4.0 out of 5 stars interesting coming-of-age novel about Canadian history, Feb 26 2011
By M. Tanenbaum - Published on Amazon.com
This review is from: Grease Town (Hardcover)
Curious about what happened to the slaves who ran away to seek freedom in Canada? Unfortunately, not everything went smoothly for all the runaways who made it to Canada. In this historical fiction novel for young people, author Ann Towell spins a tale based on a real race riot that took place in 1863.

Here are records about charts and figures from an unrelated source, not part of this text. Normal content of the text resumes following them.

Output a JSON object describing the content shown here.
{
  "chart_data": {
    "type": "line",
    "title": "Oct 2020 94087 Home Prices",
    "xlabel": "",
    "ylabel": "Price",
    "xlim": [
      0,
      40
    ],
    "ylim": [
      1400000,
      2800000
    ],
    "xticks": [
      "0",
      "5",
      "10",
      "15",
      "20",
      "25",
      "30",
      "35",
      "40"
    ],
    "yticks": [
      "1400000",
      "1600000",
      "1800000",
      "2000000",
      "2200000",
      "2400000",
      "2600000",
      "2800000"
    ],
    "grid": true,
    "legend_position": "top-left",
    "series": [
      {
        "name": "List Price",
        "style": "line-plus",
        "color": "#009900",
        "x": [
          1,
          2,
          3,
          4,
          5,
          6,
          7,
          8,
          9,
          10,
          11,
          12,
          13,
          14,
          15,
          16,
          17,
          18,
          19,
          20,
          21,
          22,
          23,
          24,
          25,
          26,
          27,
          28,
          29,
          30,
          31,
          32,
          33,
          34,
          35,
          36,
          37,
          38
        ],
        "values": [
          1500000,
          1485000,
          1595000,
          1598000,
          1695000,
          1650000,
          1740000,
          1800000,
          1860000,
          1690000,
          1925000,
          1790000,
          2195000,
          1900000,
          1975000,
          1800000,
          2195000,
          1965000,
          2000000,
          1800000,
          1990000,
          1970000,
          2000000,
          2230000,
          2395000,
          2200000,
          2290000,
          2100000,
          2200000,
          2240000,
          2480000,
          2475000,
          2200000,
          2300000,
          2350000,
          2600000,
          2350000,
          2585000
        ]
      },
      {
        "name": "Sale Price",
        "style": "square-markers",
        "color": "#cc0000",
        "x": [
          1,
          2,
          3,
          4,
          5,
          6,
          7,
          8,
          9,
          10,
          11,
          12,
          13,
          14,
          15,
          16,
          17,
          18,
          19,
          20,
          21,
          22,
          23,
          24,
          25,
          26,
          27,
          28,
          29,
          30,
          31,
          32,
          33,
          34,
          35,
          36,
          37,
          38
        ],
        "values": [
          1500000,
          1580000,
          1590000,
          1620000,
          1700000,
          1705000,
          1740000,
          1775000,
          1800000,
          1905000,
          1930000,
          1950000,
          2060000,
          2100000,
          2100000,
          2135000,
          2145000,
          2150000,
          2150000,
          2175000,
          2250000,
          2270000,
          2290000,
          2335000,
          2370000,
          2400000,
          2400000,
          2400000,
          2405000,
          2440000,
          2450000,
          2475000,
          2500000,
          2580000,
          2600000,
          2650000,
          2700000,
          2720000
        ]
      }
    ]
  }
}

The story is narrated by Titus, a 12-year old boy who stows away in his older brother's wagon to the Canadian oil fields in Oil Springs, Ontario, around the time of the Civil War. Titus has been living with his Aunt Sadie and her husband, and he's had just about enough of his aunt's nagging. When his brother Lemuel plans to leave to go to his Uncle Amos' house at the oil fields, Titus figures it's time for him to have some adventures rather than go to school. On the road to the oil fields, they meet up with a stranger, John, whom Titus figures is bad news. "There didn't seem much about him that was honest and true," Titus tells the reader.

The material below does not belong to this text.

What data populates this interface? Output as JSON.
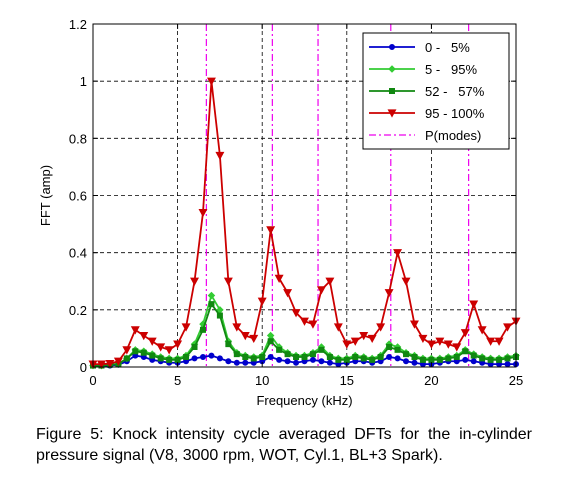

With the cover image of a young black boy, I was convinced at first that the narrator, Titus, was black himself. It took me quite a few pages to figure out that the character we see on the cover is in fact not the narrator, Titus, but rather Moses, a young black boy that Titus befriends when he arrives at Oil Springs. Moses is the first Negro Titus has ever seen, and he describes his face as a "dark color like the beautiful walnut sideboard Aunt Sadie had in the dining room." Moses and Titus even start a business together, giving tours of the oil fields to curious folk from the cities.

But the former slaves didn't leave all their troubles behind--some of the oilmen are trying to wreak havoc about the black people working on the oil wells, stirring up trouble by telling people that the blacks are taking jobs away from them by working for less pay. When their tactics don't work, they stoop even lower to rile up the crowds and drive the blacks out of town. Titus winds up an eyewitness to the violence. Can Titus save his friend Moses and his family and help bring the troublemakers to justice?

We learn so little in school about our neighbors to the north that I am always glad to discover a historical novel that explores Canadian history, particularly as it intersects with our own past. Clearly racism didn't end at the Canadian border, despite the lack of a history of slavery in Canada. This novel offers an interesting perspective on the Civil War period from the other side of the border, and it's also a moving coming-of-age story about a young man who's forced to confront his fears in order to pursue what's right.

5.0 out of 5 stars Super YA Story, July 30 2010
By Tara - Published on Amazon.com
This review is from: Grease Town (Hardcover)
This is a novel aimed at the adolesent bracket, but my thirty year old self thoroughly enjoyed it. It is a touching story with a moral.

Thru the eyes of a twelve year old boy, Titus, readers see what life was like in a booming oil town in colonial Canada. During this time, America is engaged in the civil war and runaway slaves are running to Canada where they can be free... supposedly. Titus has his everyday twelve year old problems such as being small and somewhat sickly, dealing with girls, worrying about his snobby Aunt Sadie taking him away from his beloved Uncle Amos, and going to school. But Titus's biggest problem of all is watching his friend Moses, the son of a former slave, be mistreated simply because of his skin color. As Titus starts to learn about hypocrisy and hate, the town's trouble makers target the "shanty town" of former slaves, aiming to run them out of town or worse. Can Titus get to his friend Moses in time? Can he save his friend? Just how much can one twelve year old boy do?

A great read, not all completely serious either. Occasionally, Titus injects humor into his narrative regarding girls or his Aunt Sadie, getting quite a few chuckles from me. If I had children, I would be pressing this into their hands.